Selanjutnya dalam substansi Hukum, kita pun hingga saat ini belum memiliki mekanisme perlindungan spesifik terhadap influencer atau aktivis media sosial dalam melakukan pengawasan publik khususnya di media sosial, realitas ini menunjukan posisi infuencer yang memiliki posisi kerentanan yang tinggi dalam menjalankan hak konstitusionalnya berupa ancaman kekerasan fisik, teror psikologis, pengungkapan data pribadi tanpa hak (doxxing), pembekuan akun media sosial, hingga kriminalisasi hukum saat melakukan kritik.

Kekosongan hukum tersebut harusnya negara wajib memberikan perlindungan kepada warga negaranya yang memiliki latar belakang influencer atau aktivis media sosial dalam menjalankan hak konstitusionalnya dalam melakukan kritik dengan melakukan menginisiasi perancangan Undang-undang Perlindungan Partisipasi Publik Dalam Pengawasan Penyelenggaraan Negara di Ruang Digital. 

RUU ini disusun sebagai wujud kehadiran negara merawat demokrasi di era digital.

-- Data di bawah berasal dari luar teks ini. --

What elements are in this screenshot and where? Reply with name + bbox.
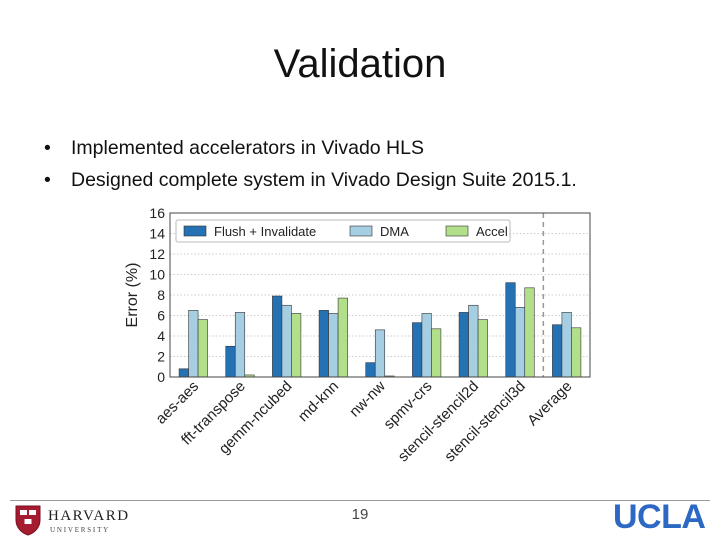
bar-dma-stencil-stencil3d	[514, 307, 526, 378]
bar-accel-stencil-stencil2d	[477, 319, 488, 378]
plot-frame	[169, 212, 591, 378]
bar-flush-invalidate-average	[552, 324, 563, 378]
legend-swatch	[183, 225, 207, 237]
bar-flush-invalidate-spmv-crs	[412, 322, 423, 378]
x-tick-label: stencil-stencil2d	[395, 378, 482, 465]
ucla-logo: UCLA	[613, 498, 706, 536]
y-axis-label: Error (%)	[124, 263, 141, 328]
bar-dma-aes-aes	[188, 310, 199, 378]
bar-accel-gemm-ncubed	[291, 313, 302, 378]
bar-dma-gemm-ncubed	[281, 304, 292, 378]
bar-accel-average	[571, 327, 582, 378]
page-number: 19	[351, 506, 369, 523]
y-tick-label: 10	[149, 267, 165, 283]
x-tick-label: nw-nw	[346, 378, 389, 421]
bar-dma-spmv-crs	[421, 313, 432, 378]
harvard-shield-icon	[15, 505, 41, 536]
y-tick-label: 6	[157, 308, 165, 324]
y-tick-label: 2	[157, 349, 165, 365]
bar-flush-invalidate-md-knn	[318, 310, 329, 378]
harvard-subtitle: UNIVERSITY	[50, 526, 110, 534]
bar-dma-md-knn	[328, 313, 339, 378]
bar-accel-stencil-stencil3d	[524, 287, 535, 378]
slide-title: Validation	[273, 42, 447, 86]
legend-label: Accel	[476, 224, 508, 239]
y-tick-label: 8	[157, 287, 165, 303]
bar-flush-invalidate-nw-nw	[365, 362, 376, 378]
footer-divider	[10, 500, 710, 501]
legend-label: DMA	[380, 224, 409, 239]
bar-flush-invalidate-stencil-stencil2d	[458, 312, 469, 378]
bar-dma-stencil-stencil2d	[468, 304, 479, 378]
y-tick-label: 14	[149, 226, 165, 242]
bar-accel-spmv-crs	[431, 328, 442, 378]
bar-accel-aes-aes	[197, 319, 208, 378]
bullet-item: Implemented accelerators in Vivado HLS	[44, 132, 577, 164]
y-tick-label: 0	[157, 369, 165, 385]
bar-flush-invalidate-aes-aes	[178, 368, 189, 378]
bar-flush-invalidate-stencil-stencil3d	[505, 282, 516, 378]
y-tick-label: 4	[157, 328, 165, 344]
bullet-item: Designed complete system in Vivado Desig…	[44, 164, 577, 196]
harvard-wordmark: HARVARD	[48, 508, 130, 524]
bar-accel-md-knn	[337, 297, 348, 378]
legend-box	[175, 219, 511, 243]
bar-dma-nw-nw	[374, 329, 386, 378]
x-tick-label: stencil-stencil3d	[441, 378, 528, 465]
y-tick-label: 16	[149, 205, 165, 221]
error-bar-chart: 0246810121416aes-aesfft-transposegemm-nc…	[124, 205, 591, 465]
legend-swatch	[349, 225, 373, 237]
y-tick-label: 12	[149, 246, 165, 262]
legend-swatch	[445, 225, 469, 237]
bar-flush-invalidate-fft-transpose	[225, 345, 236, 378]
bar-flush-invalidate-gemm-ncubed	[272, 295, 283, 378]
bar-dma-fft-transpose	[234, 312, 246, 378]
x-tick-label: md-knn	[295, 378, 342, 425]
legend-label: Flush + Invalidate	[214, 224, 316, 239]
bar-dma-average	[561, 312, 572, 378]
harvard-logo: HARVARD UNIVERSITY	[14, 502, 154, 538]
bullet-list: Implemented accelerators in Vivado HLS D…	[44, 132, 577, 196]
x-tick-label: Average	[524, 378, 575, 429]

Perlindungan ini bukanlah sebagai bentuk kekebalan hukum (inpunity), tetapi merupakan bentuk jaminan konstitusional agar jalan pemerintahan ataupun kekuasaan selalu dapat diawasi. 

Dengan adanya Undang-undang ini diharapkan terciptanya keseimbangan antara kewenangan pemerintah negara dan hak warga negara, serta pulihnya nalar kritis masyarakat tanpa bayang-bayang ancaman yang menakutkan. 

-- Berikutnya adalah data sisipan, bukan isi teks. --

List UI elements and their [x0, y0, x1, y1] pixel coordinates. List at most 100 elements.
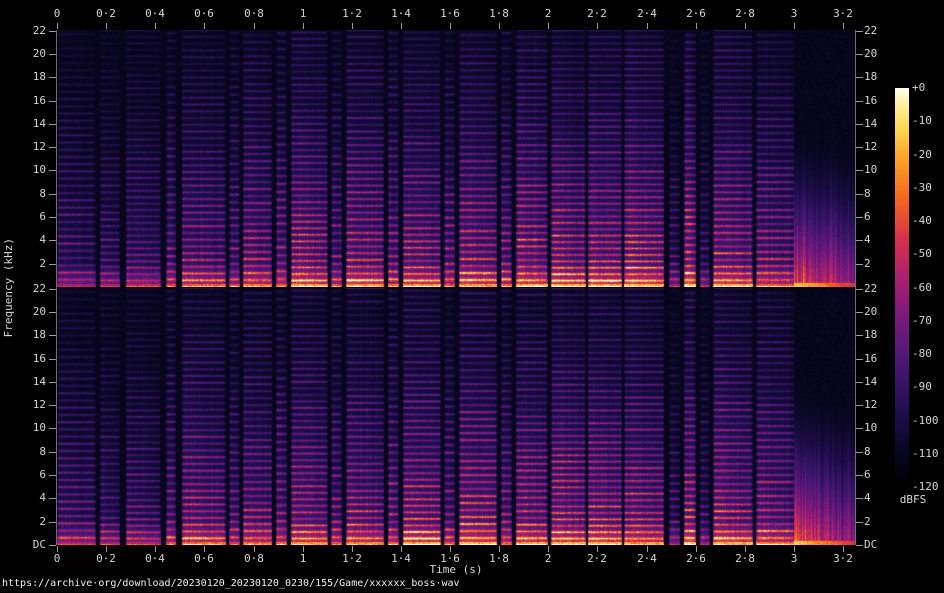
time-tick-mark-top — [843, 23, 844, 29]
dc-tick-mark-left — [49, 545, 56, 546]
freq-tick-label-left: 10 — [32, 421, 46, 434]
time-tick-mark-top — [597, 23, 598, 29]
time-tick-mark-bottom — [597, 546, 598, 552]
freq-tick-mark-left — [49, 54, 56, 55]
db-tick-label: +0 — [912, 81, 926, 94]
time-tick-label-bottom: 0·8 — [244, 552, 264, 565]
freq-tick-mark-right — [856, 452, 863, 453]
freq-tick-label-left: 16 — [32, 352, 46, 365]
time-tick-label-bottom: 0·2 — [96, 552, 116, 565]
freq-tick-label-right: 18 — [864, 70, 878, 83]
freq-tick-mark-left — [49, 240, 56, 241]
time-tick-label-bottom: 3 — [790, 552, 798, 565]
time-tick-label-top: 0 — [53, 7, 61, 20]
freq-tick-label-right: 16 — [864, 94, 878, 107]
time-tick-mark-top — [450, 23, 451, 29]
freq-tick-label-right: 6 — [864, 468, 871, 481]
freq-tick-mark-left — [49, 452, 56, 453]
freq-tick-mark-right — [856, 54, 863, 55]
freq-tick-label-right: 18 — [864, 328, 878, 341]
freq-tick-mark-left — [49, 382, 56, 383]
freq-tick-label-right: 14 — [864, 117, 878, 130]
spectrogram-channel-1 — [57, 30, 855, 287]
freq-tick-mark-left — [49, 359, 56, 360]
time-tick-label-top: 0·4 — [145, 7, 165, 20]
time-tick-mark-top — [745, 23, 746, 29]
time-tick-mark-bottom — [843, 546, 844, 552]
freq-tick-mark-right — [856, 77, 863, 78]
freq-tick-label-left: 8 — [39, 445, 46, 458]
time-tick-mark-bottom — [745, 546, 746, 552]
time-tick-label-bottom: 1·2 — [342, 552, 362, 565]
time-tick-label-bottom: 2·8 — [735, 552, 755, 565]
freq-tick-mark-left — [49, 522, 56, 523]
freq-tick-mark-right — [856, 147, 863, 148]
freq-tick-mark-left — [49, 147, 56, 148]
time-tick-label-top: 2·6 — [686, 7, 706, 20]
time-tick-label-bottom: 3·2 — [833, 552, 853, 565]
freq-tick-label-left: 4 — [39, 233, 46, 246]
time-tick-label-bottom: 2 — [544, 552, 552, 565]
time-axis-title: Time (s) — [429, 563, 483, 576]
freq-tick-mark-left — [49, 428, 56, 429]
time-tick-label-bottom: 0·6 — [194, 552, 214, 565]
freq-tick-mark-right — [856, 359, 863, 360]
freq-tick-mark-right — [856, 170, 863, 171]
time-tick-label-top: 2·8 — [735, 7, 755, 20]
db-tick-label: -60 — [912, 281, 932, 294]
freq-tick-mark-left — [49, 312, 56, 313]
freq-tick-mark-left — [49, 335, 56, 336]
freq-tick-mark-left — [49, 498, 56, 499]
time-tick-label-bottom: 1·8 — [489, 552, 509, 565]
freq-tick-mark-right — [856, 382, 863, 383]
freq-tick-label-right: 16 — [864, 352, 878, 365]
time-tick-label-bottom: 0 — [53, 552, 61, 565]
freq-tick-mark-right — [856, 522, 863, 523]
spectrogram-channel-2 — [57, 288, 855, 545]
time-tick-mark-top — [254, 23, 255, 29]
freq-tick-mark-left — [49, 77, 56, 78]
freq-tick-mark-left — [49, 475, 56, 476]
freq-tick-label-left: 6 — [39, 468, 46, 481]
freq-tick-label-right: 8 — [864, 187, 871, 200]
time-tick-label-top: 3 — [790, 7, 798, 20]
time-tick-mark-top — [106, 23, 107, 29]
db-tick-label: -50 — [912, 247, 932, 260]
time-tick-mark-top — [794, 23, 795, 29]
freq-tick-label-right: 20 — [864, 47, 878, 60]
db-tick-label: -100 — [912, 414, 939, 427]
time-tick-mark-top — [352, 23, 353, 29]
time-tick-mark-top — [499, 23, 500, 29]
time-tick-mark-bottom — [254, 546, 255, 552]
freq-tick-label-right: 22 — [864, 24, 878, 37]
freq-tick-label-right: 6 — [864, 210, 871, 223]
time-tick-label-top: 2·4 — [637, 7, 657, 20]
freq-tick-label-left: 14 — [32, 117, 46, 130]
time-tick-label-bottom: 2·4 — [637, 552, 657, 565]
freq-tick-label-left: 14 — [32, 375, 46, 388]
colorbar-title: dBFS — [899, 493, 927, 506]
time-tick-mark-top — [548, 23, 549, 29]
freq-tick-mark-left — [49, 217, 56, 218]
time-tick-mark-top — [303, 23, 304, 29]
time-tick-label-bottom: 1·6 — [440, 552, 460, 565]
freq-tick-label-right: 8 — [864, 445, 871, 458]
freq-tick-mark-left — [49, 405, 56, 406]
freq-tick-label-left: 10 — [32, 163, 46, 176]
freq-tick-label-left: 22 — [32, 24, 46, 37]
time-tick-label-top: 1·4 — [391, 7, 411, 20]
freq-tick-label-right: 20 — [864, 305, 878, 318]
freq-tick-label-left: 20 — [32, 47, 46, 60]
freq-tick-mark-left — [49, 31, 56, 32]
db-tick-label: -110 — [912, 447, 939, 460]
freq-tick-mark-left — [49, 170, 56, 171]
time-tick-label-bottom: 2·2 — [587, 552, 607, 565]
db-tick-label: -90 — [912, 380, 932, 393]
time-tick-label-top: 1 — [299, 7, 307, 20]
time-tick-mark-top — [401, 23, 402, 29]
freq-tick-mark-left — [49, 264, 56, 265]
freq-tick-mark-left — [49, 194, 56, 195]
freq-tick-label-left: 6 — [39, 210, 46, 223]
freq-tick-label-right: 14 — [864, 375, 878, 388]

Secara budaya hukum, korban teror sering diserang balik dengan tuduhan “playing victim”, pada saat simpati publik dirusak maka tekanan terhadap aparat untuk mengusut ikut lemah. 

Teror yang terhadap Donny, influencer dan aktivis media sosial merupakan kejahatan politik ekonomi yang sangat rasional, bertujuan demi mempertahankan monopoli informasi. Karena teror akan terus menjadi alat paling cost efficient untuk membungkam demokrasi.

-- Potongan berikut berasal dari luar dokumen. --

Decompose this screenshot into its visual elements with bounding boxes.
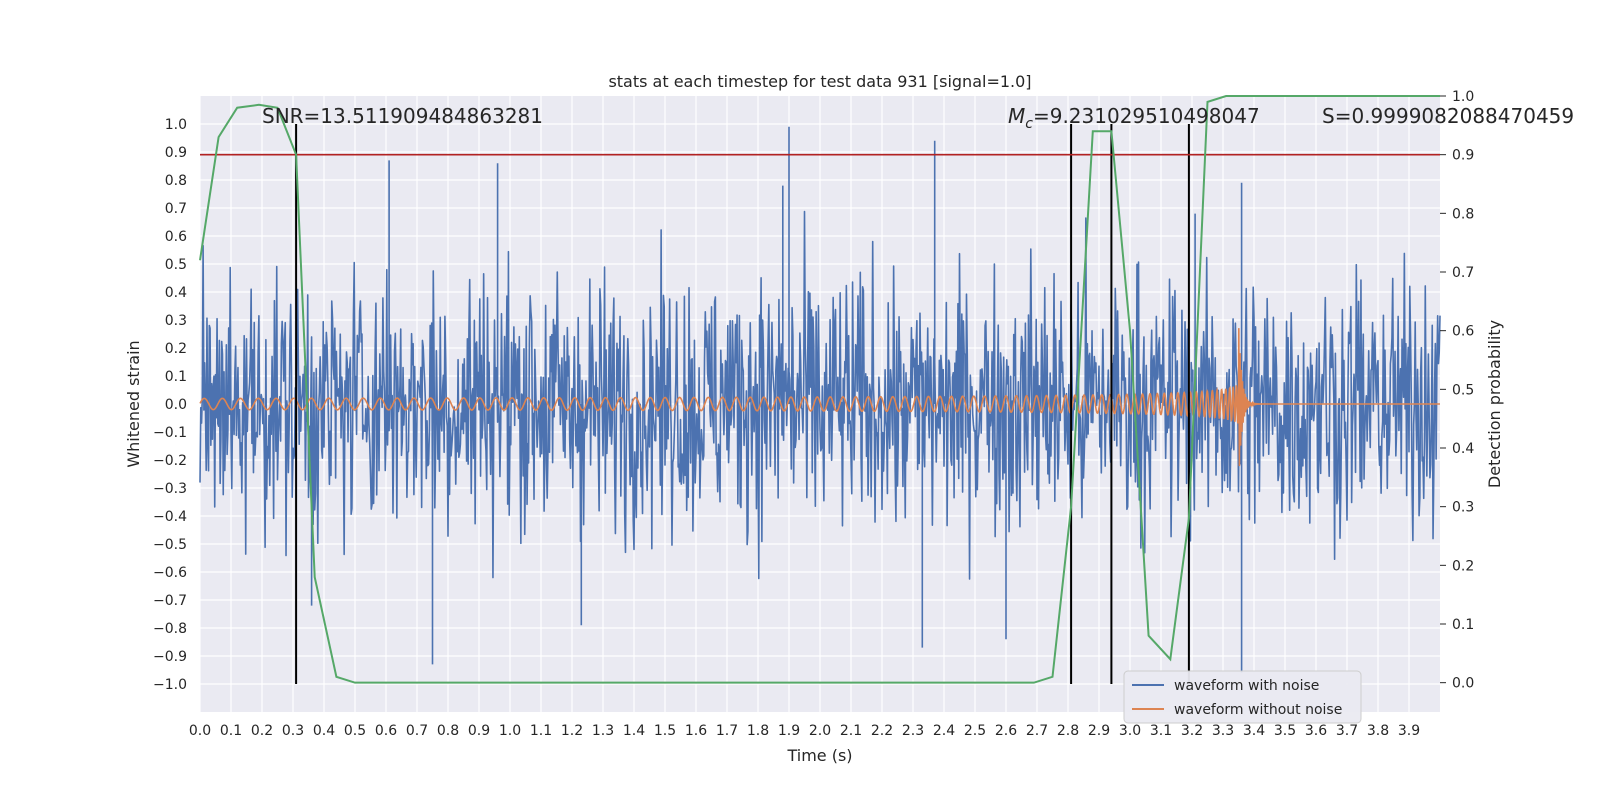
s-annotation: S=0.9999082088470459 [1322, 104, 1574, 128]
x-tick-label: 1.9 [778, 723, 800, 739]
y-left-tick-label: 0.1 [165, 369, 187, 385]
x-axis-ticks: 0.0 0.1 0.2 0.3 0.4 0.5 0.6 0.7 0.8 0.9 1.0 1.1 1.2 1… [189, 723, 1420, 739]
y-left-tick-label: −0.4 [153, 509, 187, 525]
x-tick-label: 2.8 [1057, 723, 1079, 739]
y-left-tick-label: −0.3 [153, 481, 187, 497]
x-tick-label: 3.6 [1305, 723, 1327, 739]
x-tick-label: 0.4 [313, 723, 335, 739]
y-left-tick-label: 1.0 [165, 117, 187, 133]
mc-value: =9.231029510498047 [1033, 104, 1260, 128]
x-tick-label: 3.1 [1150, 723, 1172, 739]
y-right-tick-label: 0.7 [1452, 265, 1474, 281]
y-left-tick-label: 0.8 [165, 173, 187, 189]
y-left-tick-label: −0.6 [153, 565, 187, 581]
y-right-tick-label: 1.0 [1452, 89, 1474, 105]
y-right-tick-label: 0.8 [1452, 206, 1474, 222]
y-left-tick-label: 0.0 [165, 397, 187, 413]
x-tick-label: 1.4 [623, 723, 645, 739]
y-right-tick-label: 0.5 [1452, 382, 1474, 398]
y-axis-left-title: Whitened strain [124, 340, 143, 467]
x-tick-label: 3.2 [1181, 723, 1203, 739]
x-tick-label: 1.1 [530, 723, 552, 739]
x-tick-label: 1.6 [685, 723, 707, 739]
probability-trace [199, 95, 1440, 684]
series-waveform-without-noise [199, 328, 1440, 467]
x-tick-label: 3.3 [1212, 723, 1234, 739]
x-tick-label: 2.6 [995, 723, 1017, 739]
y-left-tick-label: 0.4 [165, 285, 187, 301]
y-left-tick-label: −0.1 [153, 425, 187, 441]
y-left-tick-label: −1.0 [153, 677, 187, 693]
y-axis-right-ticks: 0.0 0.1 0.2 0.3 0.4 0.5 0.6 0.7 0.8 0.9 1.0 [1440, 89, 1474, 692]
x-tick-label: 0.9 [468, 723, 490, 739]
y-axis-right-title: Detection probability [1485, 320, 1504, 488]
y-right-tick-label: 0.6 [1452, 324, 1474, 340]
x-tick-label: 0.5 [344, 723, 366, 739]
y-right-tick-label: 0.2 [1452, 558, 1474, 574]
x-tick-label: 1.0 [499, 723, 521, 739]
y-left-tick-label: 0.3 [165, 313, 187, 329]
legend-label-clean: waveform without noise [1174, 702, 1342, 718]
x-tick-label: 3.9 [1398, 723, 1420, 739]
legend: waveform with noise waveform without noi… [1123, 670, 1362, 724]
x-tick-label: 3.0 [1119, 723, 1141, 739]
x-tick-label: 1.7 [716, 723, 738, 739]
x-tick-label: 3.5 [1274, 723, 1296, 739]
y-left-tick-label: −0.9 [153, 649, 187, 665]
series-detection-probability [199, 95, 1440, 684]
mc-symbol: M [1008, 104, 1025, 128]
legend-label-noise: waveform with noise [1174, 678, 1319, 694]
y-right-tick-label: 0.0 [1452, 676, 1474, 692]
x-tick-label: 0.3 [282, 723, 304, 739]
x-tick-label: 0.1 [220, 723, 242, 739]
y-right-tick-label: 0.3 [1452, 500, 1474, 516]
x-tick-label: 3.8 [1367, 723, 1389, 739]
legend-box [1123, 670, 1362, 724]
y-right-tick-label: 0.4 [1452, 441, 1474, 457]
x-tick-label: 0.0 [189, 723, 211, 739]
x-tick-label: 0.6 [375, 723, 397, 739]
chart-title: stats at each timestep for test data 931… [608, 72, 1031, 91]
mc-subscript: c [1025, 116, 1033, 132]
y-right-tick-label: 0.1 [1452, 617, 1474, 633]
y-left-tick-label: −0.2 [153, 453, 187, 469]
y-left-tick-label: 0.9 [165, 145, 187, 161]
clean-trace [199, 328, 1440, 467]
y-right-tick-label: 0.9 [1452, 148, 1474, 164]
x-tick-label: 2.9 [1088, 723, 1110, 739]
x-tick-label: 1.3 [592, 723, 614, 739]
mc-annotation: Mc=9.231029510498047 [1008, 104, 1260, 132]
y-left-tick-label: −0.7 [153, 593, 187, 609]
y-left-tick-label: −0.5 [153, 537, 187, 553]
x-tick-label: 2.1 [840, 723, 862, 739]
y-axis-left-ticks: −1.0 −0.9 −0.8 −0.7 −0.6 −0.5 −0.4 −0.3 −0.2 −0.1… [153, 117, 187, 693]
vertical-markers [295, 124, 1190, 684]
x-tick-label: 0.2 [251, 723, 273, 739]
x-tick-label: 3.4 [1243, 723, 1265, 739]
x-tick-label: 1.2 [561, 723, 583, 739]
x-axis-title: Time (s) [786, 746, 852, 765]
x-tick-label: 2.7 [1026, 723, 1048, 739]
x-tick-label: 1.5 [654, 723, 676, 739]
x-tick-label: 0.8 [437, 723, 459, 739]
x-tick-label: 2.2 [871, 723, 893, 739]
y-left-tick-label: 0.7 [165, 201, 187, 217]
x-tick-label: 2.0 [809, 723, 831, 739]
snr-annotation: SNR=13.511909484863281 [262, 104, 543, 128]
x-tick-label: 3.7 [1336, 723, 1358, 739]
y-left-tick-label: −0.8 [153, 621, 187, 637]
x-tick-label: 1.8 [747, 723, 769, 739]
y-left-tick-label: 0.2 [165, 341, 187, 357]
y-left-tick-label: 0.5 [165, 257, 187, 273]
x-tick-label: 2.4 [933, 723, 955, 739]
x-tick-label: 2.3 [902, 723, 924, 739]
y-left-tick-label: 0.6 [165, 229, 187, 245]
x-tick-label: 2.5 [964, 723, 986, 739]
x-tick-label: 0.7 [406, 723, 428, 739]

Dengan menggunakan logika Robert D. Cooter dan Thomas Ulen dapat dijadikan pisau analisa untuk menjawab kebuntuan hukum yang macet, dengan membenahi struktur hukum yaitu kepolisian untuk bertindak cepat menangkap aktor intelektual dan agen lapangan atas stategi ilegal tindakan teror menjadi cara yang beresiko dilakukan oleh para pelaku teror. 

Sehingga tindakan teror membutuhkan nilai ekonomis yang tinggi sehingga cara-cara teror tidak dengan mudah dilakukan.

Selanjutnya menggunakan analisis Lawrence Friendman yang menghadirkan RUU Perlindungan Partisipasi Publik Dalam Pengawasan Penyelenggaraan Negara di Ruang Digital untuk melengkapi substansi hukum yang dapat melindungi hak konstitusional warga negaranya. 

Maka agar pesan yang sampai ke masyarakat sangat jelas: "Kritik tanpa takut dan demokrasi tanpa teror”. Ini bukan untuk membela satu orang, tapi untuk memastikan bahwa di negeri ini, keberanian menyuarakan kebenaran tidak harus dibayar dengan nyawa.